MICOSSI – « Je pense que cette phase d'apaisement a surtout profité à la France, qui fait face à des obstacles majeurs pour moderniser son système. Si l'on regarde ensuite la situation des différents pays européens, on s'aperçoit que le Portugal, l'Irlande, l'Espagne et la Grèce, qui sont sous le plan de sauvetage européen, ont fait ce que leur a prescrit la troïka et sortent déjà de la phase la plus aiguë de la crise. Il s'agirait donc d'un accord destiné essentiellement à la France et à l'Italie. Et serait-ce crédible pour les marchés et pour l'opinion publique ? ».

Ainsi, une idée née pour renforcer la cohésion européenne risquerait en réalité d'être perçue comme une nouvelle imposition par les pays les plus forts, n'offrant en échange que le plat classique de lentilles.

MICOSSI – "Pour créer un véritable nouvel instrument de cohésion pour l'Europe, l'Allemagne devrait également signer un pacte similaire, s'engageant à procéder aux libéralisations de son marché des services et de l'énergie qui pourraient apporter de grands avantages à d'autres pays dans les secteurs (comme l'Italie dans l'énergie) qui ont une capacité de production excédentaire. Même les Allemands devraient donc accepter de mettre en place dès que possible les nouvelles règles de supervision européenne unifiée sans défendre jusqu'au bout leurs banques régionales politisées. De plus, des lignes de politique économique vraiment efficaces seraient nécessaires dans le but de résorber l'énorme excédent commercial allemand qui exporte certainement la déflation vers d'autres régions d'Europe ».

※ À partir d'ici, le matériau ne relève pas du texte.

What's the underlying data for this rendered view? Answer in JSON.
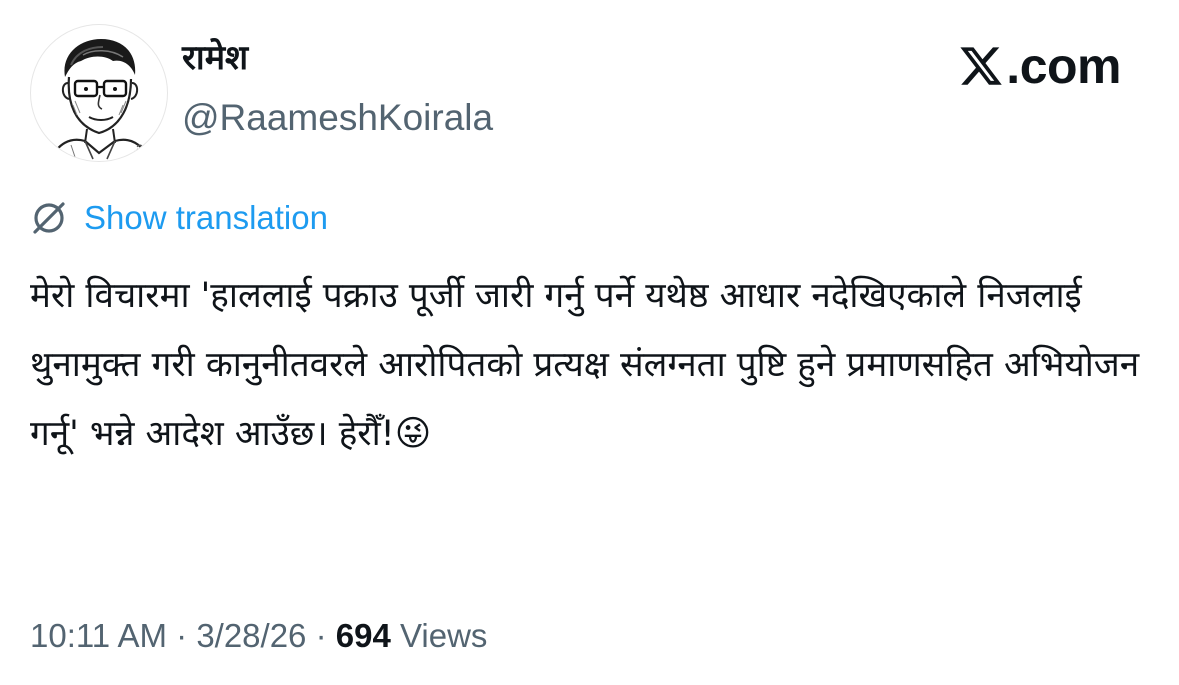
{
  "author": {
    "display_name": "रामेश",
    "handle": "@RaameshKoirala"
  },
  "brand": {
    "text": ".com",
    "icon": "x-logo-icon"
  },
  "translation": {
    "label": "Show translation",
    "icon": "globe-translate-icon",
    "color": "#1d9bf0"
  },
  "tweet": {
    "text": "मेरो विचारमा 'हाललाई पक्राउ पूर्जी जारी गर्नु पर्ने यथेष्ठ आधार नदेखिएकाले निजलाई थुनामुक्त गरी कानुनीतवरले आरोपितको प्रत्यक्ष संलग्नता पुष्टि हुने प्रमाणसहित अभियोजन गर्नू' भन्ने आदेश आउँछ। हेरौँ!😜"
  },
  "meta": {
    "time": "10:11 AM",
    "separator_1": " · ",
    "date": "3/28/26",
    "separator_2": " · ",
    "views_count": "694",
    "views_label": " Views"
  },
  "colors": {
    "text_primary": "#0f1419",
    "text_secondary": "#536471",
    "link": "#1d9bf0"
  }
}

En d'autres termes, les obligations d'ajustement ne peuvent pas continuer à être asymétriques. Il est temps d'appeler les Allemands à faire leur part. Non pas dans le sens de continuer à aider les pays dépensiers de la Méditerranée, mais en élargissant leur demande intérieure et en libéralisant leurs marchés pour aider les exportations des autres pays. Cependant, ils doivent encore faire de nombreuses réformes pour être efficaces et savoir exporter.

MICOSSI – "Bien sûr, en Italie, le moment de faire des réformes sérieuses et incisives ne peut plus être reporté, qui doit cependant disposer de ressources financières réelles et substantielles en contrepartie de l'Europe qui nous permettent, par exemple, de lancer la réforme du marché du travail et c'est le remplacement du fonds de licenciement par dérogation à l'ASPI qui permettrait de mieux gérer la mobilité professionnelle en versant une allocation chômage décente aux chômeurs temporaires. Le lancement de cette réforme nécessite beaucoup de fonds, par exemple ils pourraient venir de l'UE nous permettant de démobiliser les fonds structurels que nous ne pouvons pas dépenser ou que nous dépensons sans résultat sur la compétitivité ». 

Mais une politique financière moins rigoureuse même vis-à-vis de pays comme l'Italie qui ont une dette publique élevée ne serait-elle pas pénalisée par les marchés financiers qui continuent à émettre des doutes sur notre capacité à tenir nos engagements ?

MICOSSI – « Si l'Europe était capable d'exprimer une véritable cohésion politique et qu'il était possible d'avancer tous ensemble sur la voie de réformes impliquant à la fois les pays en manque de compétitivité et les pays dits vertueux (qui ont alors tant de défauts à éliminer) alors les marchés, ils ne perdraient pas confiance même face à des augmentations temporaires de la dette. Les taux d'intérêt resteraient bas par rapport aux anticipations positives que pourraient susciter de vraies réformes ».